Boavista: clube afasta-se da SAD para «ressurgimento»
Perante a crise financeira e desportiva que atingiu o Boavista, uma vez mais, a Direção do Clube está empenhada em assumir um novo rumo, desligado da SAD.
Para além do processo de insolvência e da descida administrativa aos campeonatos distritais da equipa de futebol, o emblema axadrezado lida ainda com suspeitas de crime, que levaram a Polícia Judiciária a realizar buscas no Estádio do Bessa, esta quinta-feira, por alegada «fraude fiscal, frustração de créditos e branqueamento de capitais», que podem ter gerado «lucros ilícitos estimados em cerca de 10 milhões de euros», de acordo com o comunicado da própria PJ, que não identificou o clube.
Neste contexto, o presidente boavisteiro decidiu publicar uma carta aberta a todos os sócios e adeptos, na qual assume o momento «particularmente delicado e decisivo». «O projeto do futebol profissional falhou, para grande desilusão de todos nós», acrescenta Rui Garrido Pereira, que garante que a Direção do clube não teve responsabilidade, na medida em que «procurou sempre garantir todas as condições necessárias para que pudessem ter sucesso, mesmo tendo sido colada à margem de muitas decisões».
«Chegou, pois, o momento de virar a página. Durante os últimos 24 anos, vivemos o tempo da SAD, numa altura em que o Clube investiu tudo em nome do futebol profissional, aceitando, muitas vezes, um papel secundário. Na presente data, tudo mudou e muito colapsou, mas é justamente neste momento de transição que se abre uma nova oportunidade para o verdadeiro ressurgimento do nosso Clube», analisa o líder axadrezado, que lembra que o mandato «não é de seis meses, é de três anos, e o caminho faz-se passo a passo», defende.
A Direção decidiu solicitar à Assembleia Geral a marcação de uma reunião extraordinária de associados, mas esta carta assinada pelo presidente deixa, desde já, um conjunto de respostas a perguntas com as quais tem sido confrontada.
Rui Garrido Pereira garante que o clube não está em risco de fechar portas, e encara o Plano de Recuperação, que seguiu os trâmites legais, como «uma resposta responsável e estruturada para assegurar o futuro», com o objetivo de «proteger o património, assegurar a viabilidade das modalidades, regularizar passivos antigos e construir um caminho novo com autonomia».
É assumida a responsabilidade de «garantir que o futebol sénior continua a existir, independentemente do futuro da SAD». «Vamos começar de forma limpa, com as nossas próprias decisões, sem dependências externas, com os nossos valores», acrescenta a carta aberta, que diz ainda que a equipa sénior «será inscrita na divisão compatível com a sua realidade atual». «Estamos em conversações com as várias entidades, no sentido de encontrar uma solução que cumpra os regulamentos desportivos.

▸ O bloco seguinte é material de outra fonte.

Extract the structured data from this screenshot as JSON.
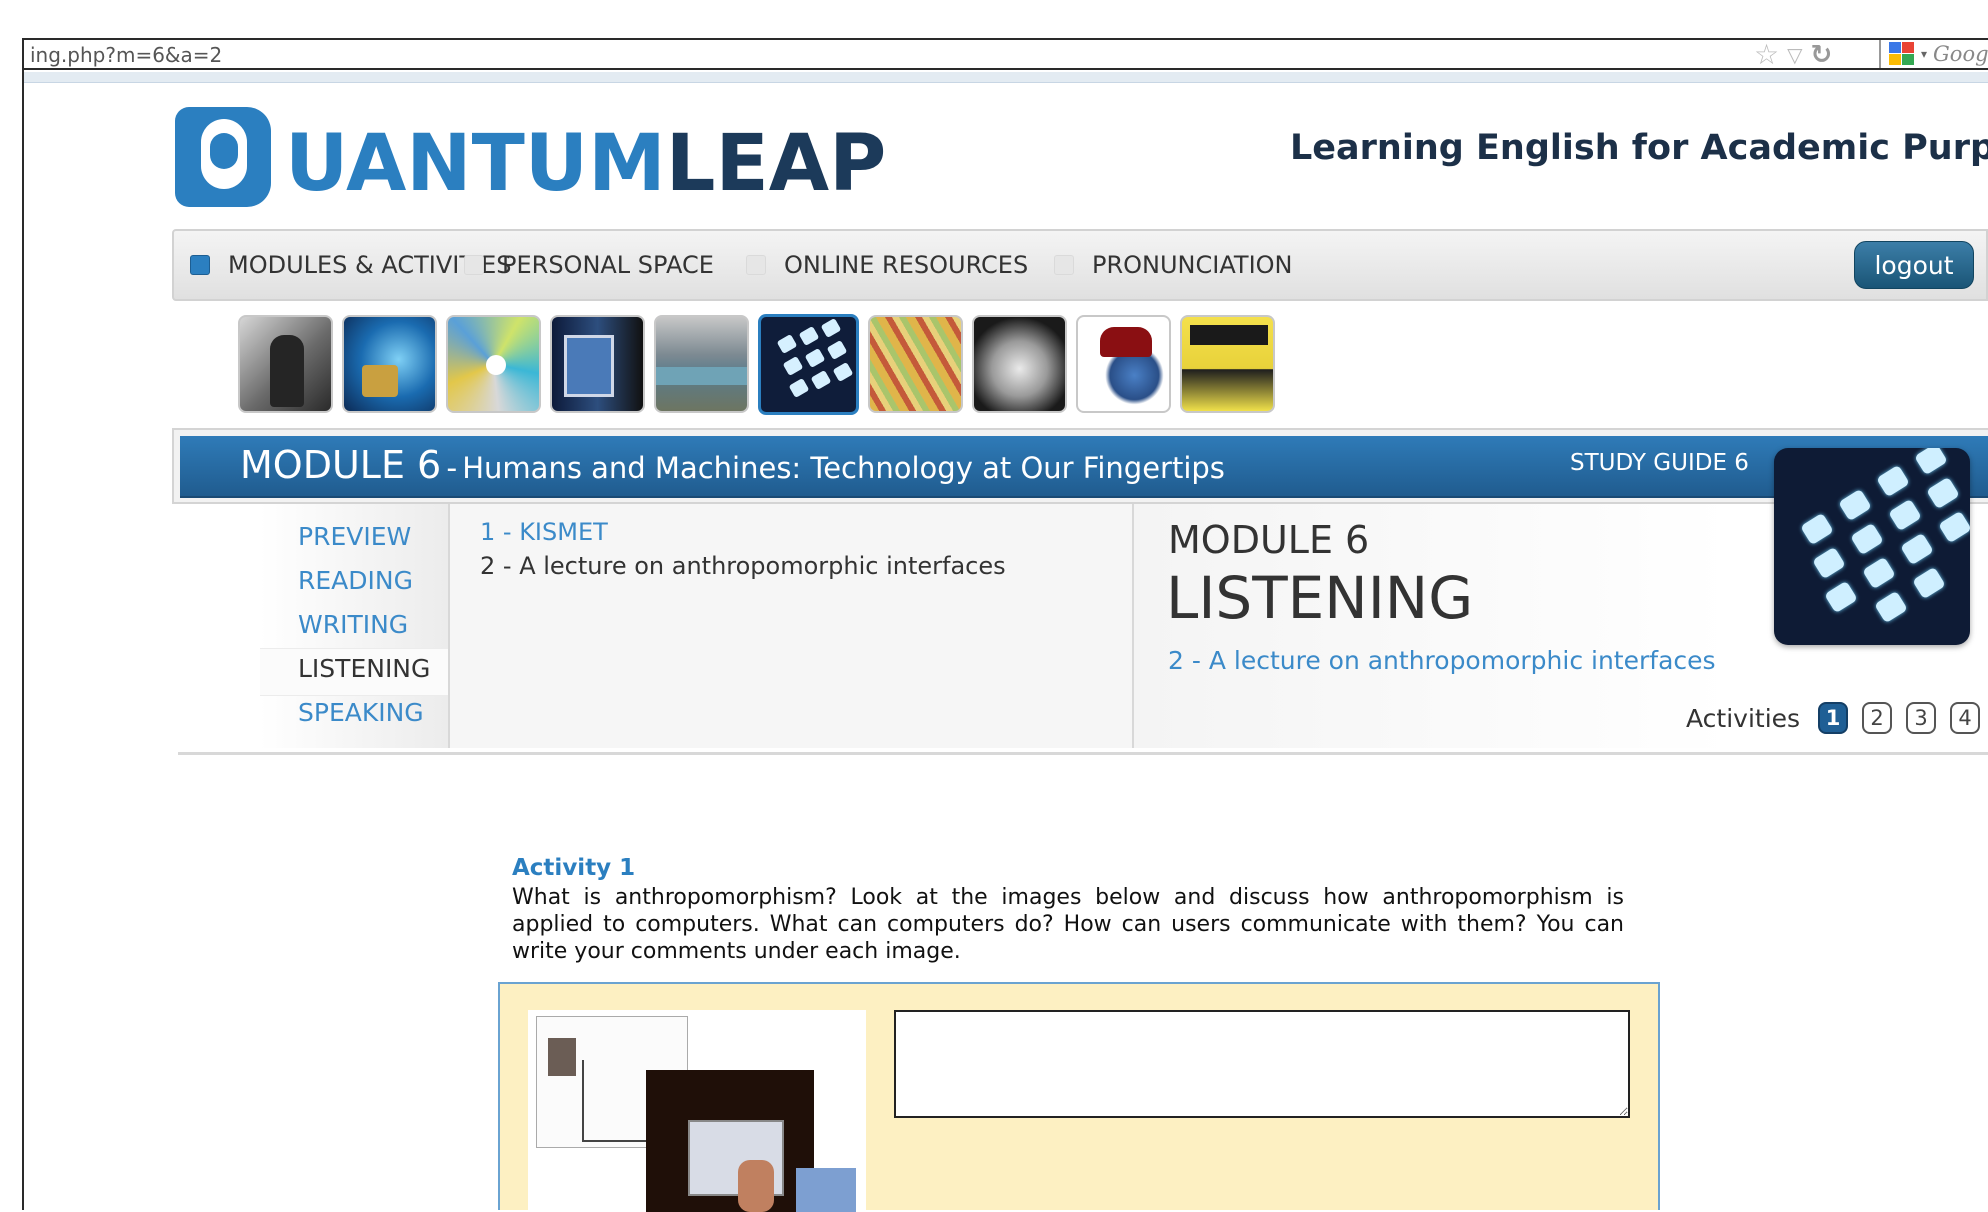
{
  "browser": {
    "url": "ing.php?m=6&a=2",
    "search_placeholder": "Google",
    "icons": [
      "star-icon",
      "dropdown-arrow-icon",
      "reload-icon",
      "google-icon"
    ]
  },
  "header": {
    "logo_part1": "UANTUM",
    "logo_part2": "LEAP",
    "tagline": "Learning English for Academic Purposes"
  },
  "nav": {
    "items": [
      {
        "label": "MODULES & ACTIVITIES",
        "active": true
      },
      {
        "label": "PERSONAL SPACE",
        "active": false
      },
      {
        "label": "ONLINE RESOURCES",
        "active": false
      },
      {
        "label": "PRONUNCIATION",
        "active": false
      }
    ],
    "logout_label": "logout"
  },
  "module_thumbnails": {
    "count": 10,
    "active_index": 6
  },
  "banner": {
    "module_number": "MODULE 6",
    "separator": "-",
    "module_subtitle": "Humans and Machines: Technology at Our Fingertips",
    "study_guide": "STUDY GUIDE 6"
  },
  "side_menu": {
    "items": [
      {
        "label": "PREVIEW",
        "current": false
      },
      {
        "label": "READING",
        "current": false
      },
      {
        "label": "WRITING",
        "current": false
      },
      {
        "label": "LISTENING",
        "current": true
      },
      {
        "label": "SPEAKING",
        "current": false
      }
    ]
  },
  "activity_list": {
    "items": [
      {
        "label": "1 - KISMET",
        "selected": false
      },
      {
        "label": "2 - A lecture on anthropomorphic interfaces",
        "selected": true
      }
    ]
  },
  "detail": {
    "module": "MODULE 6",
    "section": "LISTENING",
    "link": "2 - A lecture on anthropomorphic interfaces",
    "activities_label": "Activities",
    "activity_numbers": [
      "1",
      "2",
      "3",
      "4"
    ],
    "current_activity": "1"
  },
  "activity": {
    "heading": "Activity 1",
    "instructions": "What is anthropomorphism? Look at the images below and discuss how anthropomorphism is applied to computers. What can computers do? How can users communicate with them? You can write your comments under each image.",
    "comment_value": ""
  },
  "colors": {
    "brand_blue": "#2b7fc0",
    "brand_navy": "#1c3a5a",
    "exercise_bg": "#fdf0c2",
    "link_blue": "#3b8ac9"
  }
}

O importante, neste momento, é que o futebol sénior seja assegurado, com seriedade e ambição para crescer com consistência», acrescenta o documento.
A carta aberta faz referência a um «diálogo construtivo» com credores, através de uma «postura aberta e responsável», e assegura também que já existem «manifestações concretas de interesse» por parte de investidores, mas no pressuposto de um investimento «sustentável e alinhado» com os valores do clube. «A identidade do Boavista não está à venda», reforça Rui Garrido Pereira, que encara este momento como «uma oportunidade histórica de recomeçar com dignidade, com os pés no chão e os olhos no futuro».
Relativamente às responsabilidades na gestão da SAD, o presidente explica que o clube «manteve uma posição de exigência e vigilância, mas não tinha controlo». A Direção «está disponível para recorrer a todos os mecanismos de verificação que os sócios considerem adequados», nomeadamente auditorias independentes, mas entende que o mais importante agora «é garantir que os recursos disponíveis são usados para recuperar o Boavista».